Thursday, March 02, 2017


One doesn't need to be a genius to see that the New York City Department of Education is spending more money on charter schools. The Independent Budget Office in a new report does a review of the spending and they conclude there is a steady increase for charter schools. Thanks to Harris Lirtzman for sending this out.

Here is a part of the IBO report:

Payments to non-DOE schools continued to grow in absolute  and in relative terms during the de Blasio Administration as existing charter schools continued to fill out their complement of grade levels and new charter schools opened. The increase in charter school payments has been partly offset by a decrease in spending on special education private schools in recent years. The preliminary budget anticipates payments to non-DOE schools in 2018 of $3.6 billion, or 43 percent more than in 2013, the last full year of the Bloomberg Administration. In absolute terms, the increase in funding for non-DOE schools during the de Blasio Administration budgets (2014–2018) is similar to the increase over the last few Bloomberg Administration budgets (2009-2013): $1.1 billion versus $1.2 billion, respectively.

IBO continues further down:

Payments to charter schools are expected to continue to increase through 2021 due to both increasing enrollment and likely future increases in tuition levels. Generally, charter school tuition is based on DOE per-pupil spending with a two year lag, increased by a factor determined by statewide per-pupil spending patterns in recent years. This formula was superseded in 2015 through 2017 by an act of the state Legislature, which substituted fixed per-pupil increases for those years rather than the formula-driven amounts. IBO anticipates that the Legislature will reapply the charter school formula for 2018 and subsequent years. This will likely result in an increase in charter school tuition as DOE’s recent per-pupil spending increases are reflected in the charter tuition formula.

The city has experienced continued growth in charter school enrollment in recent years with growth expected to continue steadily in the near future. Currently, over 100,000 students, or 10.5 percent of the total enrollment in DOE-managed schools, are enrolled in charter schools.
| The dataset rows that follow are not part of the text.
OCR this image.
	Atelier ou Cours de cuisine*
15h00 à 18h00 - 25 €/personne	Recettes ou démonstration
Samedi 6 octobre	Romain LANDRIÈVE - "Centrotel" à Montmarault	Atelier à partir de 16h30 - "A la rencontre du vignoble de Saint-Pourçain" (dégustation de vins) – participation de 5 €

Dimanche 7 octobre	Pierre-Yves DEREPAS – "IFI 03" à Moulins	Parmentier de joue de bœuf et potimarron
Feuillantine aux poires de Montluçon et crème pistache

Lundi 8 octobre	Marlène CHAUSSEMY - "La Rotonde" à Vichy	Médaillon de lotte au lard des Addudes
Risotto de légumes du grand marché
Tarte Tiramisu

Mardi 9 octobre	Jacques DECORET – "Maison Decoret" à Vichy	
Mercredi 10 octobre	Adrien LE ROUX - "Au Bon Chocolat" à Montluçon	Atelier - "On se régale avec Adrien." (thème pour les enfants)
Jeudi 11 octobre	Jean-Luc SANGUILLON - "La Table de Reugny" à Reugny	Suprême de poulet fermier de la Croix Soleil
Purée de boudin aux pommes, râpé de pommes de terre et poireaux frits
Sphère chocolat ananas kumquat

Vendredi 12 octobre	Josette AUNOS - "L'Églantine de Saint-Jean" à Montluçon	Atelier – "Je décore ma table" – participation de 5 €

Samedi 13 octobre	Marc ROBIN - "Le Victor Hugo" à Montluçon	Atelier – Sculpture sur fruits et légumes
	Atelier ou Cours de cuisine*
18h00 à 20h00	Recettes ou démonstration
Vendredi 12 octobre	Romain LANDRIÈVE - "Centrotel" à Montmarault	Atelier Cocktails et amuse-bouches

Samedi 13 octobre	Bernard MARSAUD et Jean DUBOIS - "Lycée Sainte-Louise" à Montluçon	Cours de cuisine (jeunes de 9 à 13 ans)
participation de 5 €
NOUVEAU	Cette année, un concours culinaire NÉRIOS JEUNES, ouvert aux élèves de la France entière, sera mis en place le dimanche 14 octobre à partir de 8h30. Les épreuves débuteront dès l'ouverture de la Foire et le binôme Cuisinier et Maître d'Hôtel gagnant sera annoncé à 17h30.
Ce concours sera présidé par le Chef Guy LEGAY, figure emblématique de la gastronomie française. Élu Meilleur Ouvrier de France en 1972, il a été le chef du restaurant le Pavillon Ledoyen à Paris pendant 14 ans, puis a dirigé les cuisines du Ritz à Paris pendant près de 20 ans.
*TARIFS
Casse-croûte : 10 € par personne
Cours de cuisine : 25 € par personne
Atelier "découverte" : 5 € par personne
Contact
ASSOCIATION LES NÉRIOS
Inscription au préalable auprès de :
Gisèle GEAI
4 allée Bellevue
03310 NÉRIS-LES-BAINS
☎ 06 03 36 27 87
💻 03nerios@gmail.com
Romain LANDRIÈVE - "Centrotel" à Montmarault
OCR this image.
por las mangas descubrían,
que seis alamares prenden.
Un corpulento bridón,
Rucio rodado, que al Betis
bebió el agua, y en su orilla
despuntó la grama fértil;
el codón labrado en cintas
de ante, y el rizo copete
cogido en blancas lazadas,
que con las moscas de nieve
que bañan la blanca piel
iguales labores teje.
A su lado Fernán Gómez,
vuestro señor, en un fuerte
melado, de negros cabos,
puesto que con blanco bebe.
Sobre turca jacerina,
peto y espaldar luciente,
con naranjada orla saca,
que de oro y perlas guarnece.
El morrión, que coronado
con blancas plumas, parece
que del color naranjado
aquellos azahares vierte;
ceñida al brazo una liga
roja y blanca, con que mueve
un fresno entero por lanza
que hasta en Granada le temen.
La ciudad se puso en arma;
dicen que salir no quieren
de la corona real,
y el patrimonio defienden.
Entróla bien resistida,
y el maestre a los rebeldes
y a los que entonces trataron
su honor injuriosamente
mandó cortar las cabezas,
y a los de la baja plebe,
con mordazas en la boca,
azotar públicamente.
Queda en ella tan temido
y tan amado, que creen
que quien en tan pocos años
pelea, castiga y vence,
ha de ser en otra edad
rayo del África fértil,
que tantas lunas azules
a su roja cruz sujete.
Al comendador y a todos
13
Enrollment and the related spending on charter schools grew steadily through Mayor Bloomberg’s last term and has continued to grow through the de Blasio Administration. 

Has the UFT's so called friend Mayor de Blasio and new friend Governor Cuomo done anything to slow charter expansion to invest more in public schools that must educate every child that comes through the doors?

The remainder of the increases in education spending are coming our salary increases and expanded programs such as pre-K. Here, it should be pointed out that the IBO report expects costs for our retroactive payments to continue to take up more DOE money but an expert from the IBO has already explained how payments to us will not be a huge drain on the city's treasury.


Anonymous said...

The last article stated how bad the contract was and how the city has so much money, then here you act surprised that we are getting screwed again. Get used to it. We have set the precedent of 1 percent raises, cant wait for the wonderful November 30, 2018 negotiation. By the way, how come we havent gotten the TDA back to 8.25 since the city and state are no longer in financial peril. Still, 8 years in, we've gotten almost no retro, and only half of the 8 percent of raises. And we are still getting the shit beaten out of us by students because of an ignored discipline code, not to mention admin abuse.

Anonymous said...

Get used to it.

Highly Effective King Clovis said...

Well those nicely furnished rooms with nice rugs and a computer for every student aren't going to pay for themselves. Meanwhile, you have kids in decaying buildings that can't even get proper air conditioning and textbooks that are 20 years old.

The DOE should be ashamed of its sham job it is doing with the traditional public schools.